I'm glad that our Democrats here in Athens can understand that if you tax something, you get less of it. I hope they transfer that thought to other parts of the city economy (e.g., a very, very, very high strip joint tax, for example, to help clean up that potentially toxic moral plume, and low business taxes).

I'm also glad that they say they are saying they want to save any revenue for potential spill cleanup. But whether or not that really happens, or it just goes into the general budget remains to be seen.



Well, the main point is that they won't have any better luck taxing drilling than they will any other sort of regulation. They can't beat the state if this goes to the courts, and it will end up in the courts if Athens tries to stop, regulate or tax drilling in the city limits. The tax proposal has the precise same benefit as the water protection regulations -- it's a sympolic move that may have PR benefits but it won't actually stop anyone from drilling, or force them to pay the city any money. TS



Can someone explain why it is so difficult to get council's attention directed towards the basics? I'm referring to things like streets, street lights, litter control, etc. I know they're not flashy issues, but they are important and more in line with what the job (council member) requires. Stick to the basics for a while, you'll be shocked at how many people will appreciate that more than a lot of this knee jerking to every cause that comes up.

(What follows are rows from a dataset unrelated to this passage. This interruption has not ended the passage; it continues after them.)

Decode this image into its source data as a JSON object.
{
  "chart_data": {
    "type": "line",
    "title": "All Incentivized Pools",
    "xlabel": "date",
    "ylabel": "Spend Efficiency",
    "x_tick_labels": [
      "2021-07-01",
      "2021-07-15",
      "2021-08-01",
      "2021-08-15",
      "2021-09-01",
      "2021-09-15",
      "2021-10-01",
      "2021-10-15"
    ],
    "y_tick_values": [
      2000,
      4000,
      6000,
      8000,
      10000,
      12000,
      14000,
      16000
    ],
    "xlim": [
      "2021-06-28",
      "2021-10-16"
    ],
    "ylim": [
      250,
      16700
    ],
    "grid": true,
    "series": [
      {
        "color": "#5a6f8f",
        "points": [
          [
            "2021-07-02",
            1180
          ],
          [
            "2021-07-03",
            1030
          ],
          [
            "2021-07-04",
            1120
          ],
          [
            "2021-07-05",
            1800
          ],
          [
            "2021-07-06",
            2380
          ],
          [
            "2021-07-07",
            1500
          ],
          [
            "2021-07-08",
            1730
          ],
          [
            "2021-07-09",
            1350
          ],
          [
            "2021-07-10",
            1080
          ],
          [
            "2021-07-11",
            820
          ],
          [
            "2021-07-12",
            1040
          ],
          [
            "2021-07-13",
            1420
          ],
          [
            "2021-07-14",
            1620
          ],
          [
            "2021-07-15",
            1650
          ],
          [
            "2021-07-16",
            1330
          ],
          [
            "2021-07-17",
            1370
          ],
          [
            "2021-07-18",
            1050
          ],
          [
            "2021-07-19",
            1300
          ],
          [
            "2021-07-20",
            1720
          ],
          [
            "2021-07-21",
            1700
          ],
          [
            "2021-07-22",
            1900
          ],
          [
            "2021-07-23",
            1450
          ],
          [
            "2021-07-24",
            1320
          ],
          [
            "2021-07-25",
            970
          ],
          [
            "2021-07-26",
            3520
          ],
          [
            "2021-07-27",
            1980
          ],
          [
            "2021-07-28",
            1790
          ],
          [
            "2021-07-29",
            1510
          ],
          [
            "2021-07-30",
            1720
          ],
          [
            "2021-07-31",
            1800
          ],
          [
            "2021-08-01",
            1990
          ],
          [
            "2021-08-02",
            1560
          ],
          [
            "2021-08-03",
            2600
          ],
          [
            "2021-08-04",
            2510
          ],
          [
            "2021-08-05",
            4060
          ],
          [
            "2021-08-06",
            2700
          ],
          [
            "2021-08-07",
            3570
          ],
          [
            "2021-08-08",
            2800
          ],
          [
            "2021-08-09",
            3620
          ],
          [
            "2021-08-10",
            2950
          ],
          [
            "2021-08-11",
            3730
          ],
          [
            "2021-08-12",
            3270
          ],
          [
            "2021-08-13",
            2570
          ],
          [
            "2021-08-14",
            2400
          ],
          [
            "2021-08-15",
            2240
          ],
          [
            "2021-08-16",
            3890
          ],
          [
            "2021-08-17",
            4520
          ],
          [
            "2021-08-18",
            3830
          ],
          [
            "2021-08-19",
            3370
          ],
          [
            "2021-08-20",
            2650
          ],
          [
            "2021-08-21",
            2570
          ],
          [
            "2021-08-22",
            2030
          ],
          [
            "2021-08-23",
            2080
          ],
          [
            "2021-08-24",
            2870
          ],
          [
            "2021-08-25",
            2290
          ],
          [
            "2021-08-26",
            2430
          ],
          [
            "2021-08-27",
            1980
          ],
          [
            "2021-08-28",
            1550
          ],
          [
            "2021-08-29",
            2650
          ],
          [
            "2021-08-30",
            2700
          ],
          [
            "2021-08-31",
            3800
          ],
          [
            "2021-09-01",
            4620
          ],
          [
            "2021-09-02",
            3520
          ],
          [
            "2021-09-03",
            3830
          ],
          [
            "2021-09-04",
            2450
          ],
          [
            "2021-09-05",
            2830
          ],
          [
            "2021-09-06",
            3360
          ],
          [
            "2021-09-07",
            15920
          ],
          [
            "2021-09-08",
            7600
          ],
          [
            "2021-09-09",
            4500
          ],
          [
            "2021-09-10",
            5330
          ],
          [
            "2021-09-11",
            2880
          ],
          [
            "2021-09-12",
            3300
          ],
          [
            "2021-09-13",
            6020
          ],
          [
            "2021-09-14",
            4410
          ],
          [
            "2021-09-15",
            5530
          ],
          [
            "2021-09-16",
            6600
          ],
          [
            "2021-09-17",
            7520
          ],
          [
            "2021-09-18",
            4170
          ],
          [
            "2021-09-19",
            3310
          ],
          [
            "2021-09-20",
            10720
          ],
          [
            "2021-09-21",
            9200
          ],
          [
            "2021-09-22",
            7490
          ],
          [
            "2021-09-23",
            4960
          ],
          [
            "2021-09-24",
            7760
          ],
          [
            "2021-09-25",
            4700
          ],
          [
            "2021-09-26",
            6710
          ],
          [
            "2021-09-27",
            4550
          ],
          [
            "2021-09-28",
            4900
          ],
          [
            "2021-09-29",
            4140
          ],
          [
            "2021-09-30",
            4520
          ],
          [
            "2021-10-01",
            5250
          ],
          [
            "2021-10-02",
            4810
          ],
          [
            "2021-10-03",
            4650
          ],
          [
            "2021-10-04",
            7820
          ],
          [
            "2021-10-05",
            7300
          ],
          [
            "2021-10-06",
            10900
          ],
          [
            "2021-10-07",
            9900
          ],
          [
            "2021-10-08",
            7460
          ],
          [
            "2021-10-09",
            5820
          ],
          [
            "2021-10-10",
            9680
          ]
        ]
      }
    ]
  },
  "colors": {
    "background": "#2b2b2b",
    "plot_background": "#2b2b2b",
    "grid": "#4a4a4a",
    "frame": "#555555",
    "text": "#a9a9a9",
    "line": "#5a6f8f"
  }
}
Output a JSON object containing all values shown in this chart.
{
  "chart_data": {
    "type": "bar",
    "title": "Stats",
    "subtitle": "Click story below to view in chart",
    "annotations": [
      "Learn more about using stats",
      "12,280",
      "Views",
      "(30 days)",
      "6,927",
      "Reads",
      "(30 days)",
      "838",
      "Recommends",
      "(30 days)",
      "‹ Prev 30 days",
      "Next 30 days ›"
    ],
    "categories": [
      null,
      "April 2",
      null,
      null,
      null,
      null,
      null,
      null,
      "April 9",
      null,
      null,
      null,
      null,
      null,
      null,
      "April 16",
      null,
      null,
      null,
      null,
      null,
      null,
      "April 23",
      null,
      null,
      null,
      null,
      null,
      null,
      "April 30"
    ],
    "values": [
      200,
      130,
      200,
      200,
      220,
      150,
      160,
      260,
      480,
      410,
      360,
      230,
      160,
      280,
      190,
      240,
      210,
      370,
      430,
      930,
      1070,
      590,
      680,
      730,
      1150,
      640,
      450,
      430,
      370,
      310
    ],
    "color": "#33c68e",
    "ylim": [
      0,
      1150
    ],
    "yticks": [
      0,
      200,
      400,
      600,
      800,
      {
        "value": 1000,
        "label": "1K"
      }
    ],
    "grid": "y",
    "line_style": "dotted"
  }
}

Dean Bruckner, your comments are genious and should be mentioned at city council meetings (regarding the 'strip joint').

Tax it ! Dont fight it, Tax It !




Thanks for the input. My understanding was that some level of city taxation on this activity was permitted, but I'm not a lawyer. I guess we'll wait for the Law Director's input to see.

I wonder who the "environmental advisory body" is. Is it If so, it's liable to be more feel-good window dressing, and that would be disappointing.